Let A be the matrix whose determinant we want to compute and let A(k) be the matrix obtained after k steps of the condensation algorithm.

The matrix A(1) is computed as described in the overview:

a^{(1)}_{ij} = a_{ij} a_{i+1, j+1} - a_{i, j+1} a_{i+1, j}.

Starting with A(2) the terms are similar, except each 2×2 determinant is divided by an element from two steps back:

a^{(k+1)}_{ij} = \frac{1}{a^{(k-1)}_{i+1,j+1}}\left(a^{(k)}_{ij} a^{(k)}_{i+1, j+1} - a^{(k)}_{i, j+1} a^{(k)}_{i+1, j} \right)

Dodgson’s original paper from 1867 is quite readable, surprisingly so given that math notation and terminology changes over time.

One criticism I have of the paper is that it is hard to understand which element should be in the denominator, whether the subscripts should be i and j or i+1 and j+1. His first example doesn’t clarify this because these elements happen to be equal in the example.

Example

Here’s an example using condensation to find the determinant of a 4×4 matrix.

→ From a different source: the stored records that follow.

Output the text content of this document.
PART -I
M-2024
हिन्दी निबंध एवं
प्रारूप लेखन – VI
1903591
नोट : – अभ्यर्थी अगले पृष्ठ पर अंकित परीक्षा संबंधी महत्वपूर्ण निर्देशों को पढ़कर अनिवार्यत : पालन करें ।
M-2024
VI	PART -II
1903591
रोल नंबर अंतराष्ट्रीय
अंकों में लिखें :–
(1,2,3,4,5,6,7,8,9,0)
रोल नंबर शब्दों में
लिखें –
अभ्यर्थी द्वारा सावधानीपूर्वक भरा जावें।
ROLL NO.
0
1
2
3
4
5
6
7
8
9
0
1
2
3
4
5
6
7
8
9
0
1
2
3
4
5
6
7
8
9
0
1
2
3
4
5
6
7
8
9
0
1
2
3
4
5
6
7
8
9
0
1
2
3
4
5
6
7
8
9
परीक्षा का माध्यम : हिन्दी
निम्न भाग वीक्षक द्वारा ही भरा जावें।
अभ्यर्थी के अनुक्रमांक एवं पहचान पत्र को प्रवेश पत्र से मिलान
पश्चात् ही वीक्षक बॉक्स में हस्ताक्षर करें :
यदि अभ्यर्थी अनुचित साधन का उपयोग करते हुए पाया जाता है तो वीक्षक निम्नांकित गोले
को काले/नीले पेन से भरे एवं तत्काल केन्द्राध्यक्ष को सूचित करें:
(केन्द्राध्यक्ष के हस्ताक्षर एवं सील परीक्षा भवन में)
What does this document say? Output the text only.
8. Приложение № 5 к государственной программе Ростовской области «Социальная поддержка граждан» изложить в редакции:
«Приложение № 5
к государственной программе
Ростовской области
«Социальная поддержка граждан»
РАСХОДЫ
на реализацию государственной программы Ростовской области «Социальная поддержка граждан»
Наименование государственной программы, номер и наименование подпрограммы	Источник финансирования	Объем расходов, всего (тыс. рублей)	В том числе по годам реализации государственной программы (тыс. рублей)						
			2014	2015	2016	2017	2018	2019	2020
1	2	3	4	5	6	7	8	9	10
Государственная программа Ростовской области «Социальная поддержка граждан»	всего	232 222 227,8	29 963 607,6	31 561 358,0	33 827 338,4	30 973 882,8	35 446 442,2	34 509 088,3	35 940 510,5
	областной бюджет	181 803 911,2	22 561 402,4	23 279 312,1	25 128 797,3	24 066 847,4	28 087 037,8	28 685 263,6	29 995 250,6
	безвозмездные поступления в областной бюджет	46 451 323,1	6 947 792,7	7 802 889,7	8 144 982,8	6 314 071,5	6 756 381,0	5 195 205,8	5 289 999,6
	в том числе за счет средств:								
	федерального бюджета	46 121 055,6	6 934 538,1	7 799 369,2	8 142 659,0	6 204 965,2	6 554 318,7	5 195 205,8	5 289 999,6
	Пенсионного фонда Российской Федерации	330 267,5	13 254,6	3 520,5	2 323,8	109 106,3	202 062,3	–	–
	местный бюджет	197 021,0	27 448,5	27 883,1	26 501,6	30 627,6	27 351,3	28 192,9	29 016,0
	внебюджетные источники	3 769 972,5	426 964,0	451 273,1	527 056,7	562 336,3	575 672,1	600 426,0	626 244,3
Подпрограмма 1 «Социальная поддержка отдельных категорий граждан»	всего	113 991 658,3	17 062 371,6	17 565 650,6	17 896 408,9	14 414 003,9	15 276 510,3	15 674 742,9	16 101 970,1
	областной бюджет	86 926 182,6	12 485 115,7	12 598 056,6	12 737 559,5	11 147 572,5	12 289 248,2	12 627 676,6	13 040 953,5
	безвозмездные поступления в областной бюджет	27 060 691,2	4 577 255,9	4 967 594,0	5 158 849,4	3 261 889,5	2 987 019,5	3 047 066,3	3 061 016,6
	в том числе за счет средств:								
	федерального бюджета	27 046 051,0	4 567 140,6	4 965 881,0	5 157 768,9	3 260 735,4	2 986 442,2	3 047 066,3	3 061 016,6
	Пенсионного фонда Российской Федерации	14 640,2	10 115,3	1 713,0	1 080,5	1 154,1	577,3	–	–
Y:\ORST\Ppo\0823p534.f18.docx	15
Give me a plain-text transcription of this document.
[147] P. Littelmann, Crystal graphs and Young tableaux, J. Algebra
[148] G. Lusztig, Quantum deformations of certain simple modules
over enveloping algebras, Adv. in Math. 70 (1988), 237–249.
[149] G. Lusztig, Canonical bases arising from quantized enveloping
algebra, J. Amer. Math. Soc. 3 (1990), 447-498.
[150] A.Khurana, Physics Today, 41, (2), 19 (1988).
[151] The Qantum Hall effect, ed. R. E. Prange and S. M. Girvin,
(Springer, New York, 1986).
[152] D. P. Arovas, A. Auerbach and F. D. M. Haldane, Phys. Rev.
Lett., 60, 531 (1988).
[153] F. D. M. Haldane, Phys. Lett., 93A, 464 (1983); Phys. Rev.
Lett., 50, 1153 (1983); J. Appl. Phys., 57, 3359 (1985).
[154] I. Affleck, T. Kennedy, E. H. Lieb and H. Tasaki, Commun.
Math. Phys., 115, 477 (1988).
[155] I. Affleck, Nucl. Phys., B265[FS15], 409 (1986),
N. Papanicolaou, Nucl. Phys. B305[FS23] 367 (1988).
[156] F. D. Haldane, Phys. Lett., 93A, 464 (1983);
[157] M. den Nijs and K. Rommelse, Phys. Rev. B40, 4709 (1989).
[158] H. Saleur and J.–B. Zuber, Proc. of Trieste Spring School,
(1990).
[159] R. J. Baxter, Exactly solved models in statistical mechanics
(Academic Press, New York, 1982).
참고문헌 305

\begin{align*} A^{(0)} &= \begin{bmatrix} 3 & 1 & 4 & 1 \\ 5 & 9 & 2 & 6 \\ 0 & 7 & 1 & 0 \\ 2 & 0 & 2 & 3 \end{bmatrix} \\ A^{(1)} &= \begin{bmatrix} 22 &-34 & 22 \\ 35 & -5 &-6 \\ -14 & 14 & 3 \end{bmatrix} \\ A^{(2)} &= \begin{bmatrix} 120 & 157 \\ 60 & 69 \end{bmatrix} \\ A^{(3)} &= \begin{bmatrix} 228 \end{bmatrix} \end{align*}

We can verify this with Mathematica:

    Det[{{3, 1, 4, 1}, {5, 9, 2, 6}, 
         {0, 7, 1, 0}, {2, 0, 2, 3}}]

which also produces 228.

Division

The algorithm above involves a division and so we should avoid dividing by zero. Dodgson says to

Arrange the given block, if necessary, so that no ciphers [zeros] occur in its interior. This may be done either by transposing rows or columns, or by adding to certain rows the several terms of other rows multiplied by certain multipliers.

He expands on this remark and gives examples. I’m not sure whether this preparation is necessary only to avoid division by zero, but it does avoid the problem of dividing by a zero.

If the original matrix has all integer entries, then the division in Dodgson’s condensation algorithm is exact. The sequence of matrices produced by the algorithm will all have integer entries.

Efficiency

Students usually learn cofactor expansion as their first method of calculating determinants. This rule is easy to explain, but inefficient since the number of steps required is O(n!).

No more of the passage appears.